Tutorial on how to build a baseline logistic regression model

Basics of SMILES, data exploration and evaluating with Jaccard Index/Tanimoto Similarity Score

By tomtom

Hi everyone,

I wrote a tutorial on how to build a baseline logistic regression model, hope you find it useful. Some of the topics I covered are:

  • Basics of the SMILES format
  • Data exploration - frequency of the odors
  • Converting the data into a format that can be used as input to the model
  • Building / training a logistic regression model with Keras
  • Making and formatting predictions for submission
  • Evaluating the model on the training set with Jaccard Index / Tanimoto Similarity Score

Here is the Colab notebook:
https://colab.research.google.com/drive/143hNxXLAje5_HvbEPnt4N6l7ZHcv9yWY?usp=sharing



Download the data and install the dependencies

References: https://stackoverflow.com/questions/63152656/installing-rdkit-in-google-colab

In [ ]:
!pip install numpy matplotlib pandas scikit-learn tensorflow gdown
!gdown https://drive.google.com/uc?id=1McblfXbazPNWpWyU7gYEAzZrK88yBZ7K
!unzip data.zip
In [ ]:
!wget -q -c https://repo.continuum.io/miniconda/Miniconda3-py37_4.8.3-Linux-x86_64.sh
!chmod +x Miniconda3-py37_4.8.3-Linux-x86_64.sh
!time bash ./Miniconda3-py37_4.8.3-Linux-x86_64.sh -b -q -f -p /usr/local
!time conda install -q -y -c conda-forge rdkit

import sys
sys.path.append('/usr/local/lib/python3.7/site-packages/')
In [ ]:
import os
import random

import numpy as np
import pandas as pd
import matplotlib.pyplot as plt

from rdkit import Chem, DataStructs
from rdkit.Chem import rdMolDescriptors, Draw

import tensorflow as tf
from tensorflow.keras.models import Sequential
from tensorflow.keras.layers import Flatten, Dense
from tensorflow.keras.preprocessing.text import Tokenizer

from sklearn.feature_extraction.text import CountVectorizer

Introduction

SMILES (Simplified Molecular Input Line Entry System) is a chemical notation in string format that allows a user to represent a chemical structure in a way that can be used by the computer. SMILES supports all elements in the periodic table.

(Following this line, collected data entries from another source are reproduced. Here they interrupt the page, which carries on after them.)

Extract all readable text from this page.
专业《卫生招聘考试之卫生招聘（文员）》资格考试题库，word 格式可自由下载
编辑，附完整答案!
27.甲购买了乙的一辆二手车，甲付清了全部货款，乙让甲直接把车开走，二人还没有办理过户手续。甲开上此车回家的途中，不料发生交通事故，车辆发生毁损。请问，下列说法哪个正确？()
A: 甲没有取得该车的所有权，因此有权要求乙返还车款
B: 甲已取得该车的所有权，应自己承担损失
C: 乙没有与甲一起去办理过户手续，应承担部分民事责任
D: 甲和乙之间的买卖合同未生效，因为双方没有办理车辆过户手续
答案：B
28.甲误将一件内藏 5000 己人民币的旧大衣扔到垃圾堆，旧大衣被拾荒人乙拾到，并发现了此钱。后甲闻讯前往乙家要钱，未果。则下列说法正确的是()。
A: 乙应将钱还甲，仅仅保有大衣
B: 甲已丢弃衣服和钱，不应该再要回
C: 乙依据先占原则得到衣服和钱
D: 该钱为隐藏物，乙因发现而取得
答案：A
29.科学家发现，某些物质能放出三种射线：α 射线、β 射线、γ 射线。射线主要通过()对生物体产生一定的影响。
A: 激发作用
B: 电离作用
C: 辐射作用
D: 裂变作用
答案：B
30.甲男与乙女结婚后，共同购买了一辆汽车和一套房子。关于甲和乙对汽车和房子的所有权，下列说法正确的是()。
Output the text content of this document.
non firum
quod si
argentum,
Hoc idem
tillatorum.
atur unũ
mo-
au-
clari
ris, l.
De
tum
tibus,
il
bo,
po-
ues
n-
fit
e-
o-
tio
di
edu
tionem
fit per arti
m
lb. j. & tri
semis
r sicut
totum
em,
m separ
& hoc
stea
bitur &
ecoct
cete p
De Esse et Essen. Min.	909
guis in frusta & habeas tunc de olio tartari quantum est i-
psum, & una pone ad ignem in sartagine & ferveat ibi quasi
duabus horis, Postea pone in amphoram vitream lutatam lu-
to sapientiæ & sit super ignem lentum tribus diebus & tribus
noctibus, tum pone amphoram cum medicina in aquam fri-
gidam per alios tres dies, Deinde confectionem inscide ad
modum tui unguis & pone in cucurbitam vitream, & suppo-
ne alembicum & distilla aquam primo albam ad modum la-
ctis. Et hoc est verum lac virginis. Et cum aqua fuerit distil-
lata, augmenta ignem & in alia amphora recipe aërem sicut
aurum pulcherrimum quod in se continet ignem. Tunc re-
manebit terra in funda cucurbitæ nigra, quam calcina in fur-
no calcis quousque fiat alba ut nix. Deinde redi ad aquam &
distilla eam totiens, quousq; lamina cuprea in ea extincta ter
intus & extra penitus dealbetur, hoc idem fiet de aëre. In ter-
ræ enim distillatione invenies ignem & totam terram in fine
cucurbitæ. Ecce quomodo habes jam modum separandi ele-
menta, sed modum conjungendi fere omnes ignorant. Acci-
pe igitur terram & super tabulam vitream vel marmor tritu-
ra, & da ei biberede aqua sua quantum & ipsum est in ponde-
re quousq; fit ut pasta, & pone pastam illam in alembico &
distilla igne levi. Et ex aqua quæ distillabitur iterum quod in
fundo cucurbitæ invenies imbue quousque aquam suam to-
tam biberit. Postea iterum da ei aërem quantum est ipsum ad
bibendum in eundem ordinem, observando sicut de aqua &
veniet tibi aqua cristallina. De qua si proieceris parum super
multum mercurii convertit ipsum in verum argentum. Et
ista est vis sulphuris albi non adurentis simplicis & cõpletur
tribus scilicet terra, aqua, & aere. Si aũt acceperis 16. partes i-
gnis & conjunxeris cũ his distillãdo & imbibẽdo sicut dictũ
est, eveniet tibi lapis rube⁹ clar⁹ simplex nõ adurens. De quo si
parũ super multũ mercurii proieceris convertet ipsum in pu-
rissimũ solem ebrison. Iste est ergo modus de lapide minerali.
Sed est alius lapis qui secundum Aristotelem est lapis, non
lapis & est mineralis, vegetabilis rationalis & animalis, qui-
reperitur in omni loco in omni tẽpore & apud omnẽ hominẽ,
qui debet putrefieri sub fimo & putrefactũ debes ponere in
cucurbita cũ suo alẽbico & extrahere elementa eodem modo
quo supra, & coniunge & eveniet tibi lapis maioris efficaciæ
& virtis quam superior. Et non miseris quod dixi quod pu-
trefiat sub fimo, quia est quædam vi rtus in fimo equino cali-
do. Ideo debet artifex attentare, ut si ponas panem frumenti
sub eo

  • Upper case letters refer to non-aromatic atoms; lower case letters refer to aromatic atoms. If the atomic symbol has more than one letter the second letter must be lower case.
  • The structures that are entered using SMILES are hydrogen-suppressed, the molecules are represented without hydrogens.
  • A branch from a chain is specified by placing the SMILES symbol(s) for the branch between parenthesis.
  • The number of charges on an atom may be explicitly stated ({-1}) or not ({-}) with curly brackets.
  • Atomic bonds are denoted as follows:
Bond type Symbol
Single bond -
Double bond =
Triple bond #
Aromatic bond *
Disconnected structures .

Reference: https://archive.epa.gov/med/med_archive_03/web/html/smiles.html

This tutorial is divided into four main sections:

  • Setup
  • Data exploration
  • Training and test set generation
  • Model building
  • Model evaluation

i) Setup

  • Set environment seeds to ensure experiment reproducibility
  • Load training and test sets and the vocabulary
In [ ]:
# Set environment seeds
RANDOM_SEED = 17
np.random.seed(RANDOM_SEED)
tf.random.set_seed(RANDOM_SEED)
In [ ]:
# Training and test set paths
TRAINING_DATASET_PATH = "data/train.csv"
TEST_DATASET_PATH = "data/test.csv"

# Vocabulary path
VOCABULARY_PATH = "data/vocabulary.txt"
In [ ]:
# Load datasets and vocabulary
train_df = pd.read_csv(TRAINING_DATASET_PATH)
test_df = pd.read_csv(TEST_DATASET_PATH)

vocabulary = open(VOCABULARY_PATH).read().split()
In [ ]:
# Training set preview
train_df.head()
Out[ ]:
SMILES SENTENCE
0 C/C=C/C(=O)C1CCC(C=C1C)(C)C fruity,rose
1 COC(=O)OC fresh,ethereal,fruity
2 Cc1cc2c([nH]1)cccc2 resinous,animalic
3 C1CCCCCCCC(=O)CCCCCCC1 powdery,musk,animalic
4 CC(CC(=O)OC1CC2C(C1(C)CC2)(C)C)C coniferous,camphor,fruity

ii) Data Exploration

  • What are the most / least common odors?
  • What does the data distribution look like?
  • Are all odors represented in the training set?
In [ ]:
# Get a flattened list of all labels
labels = [label.split(',') for label in train_df.SENTENCE.tolist()]
labels = [item for sublist in labels for item in sublist]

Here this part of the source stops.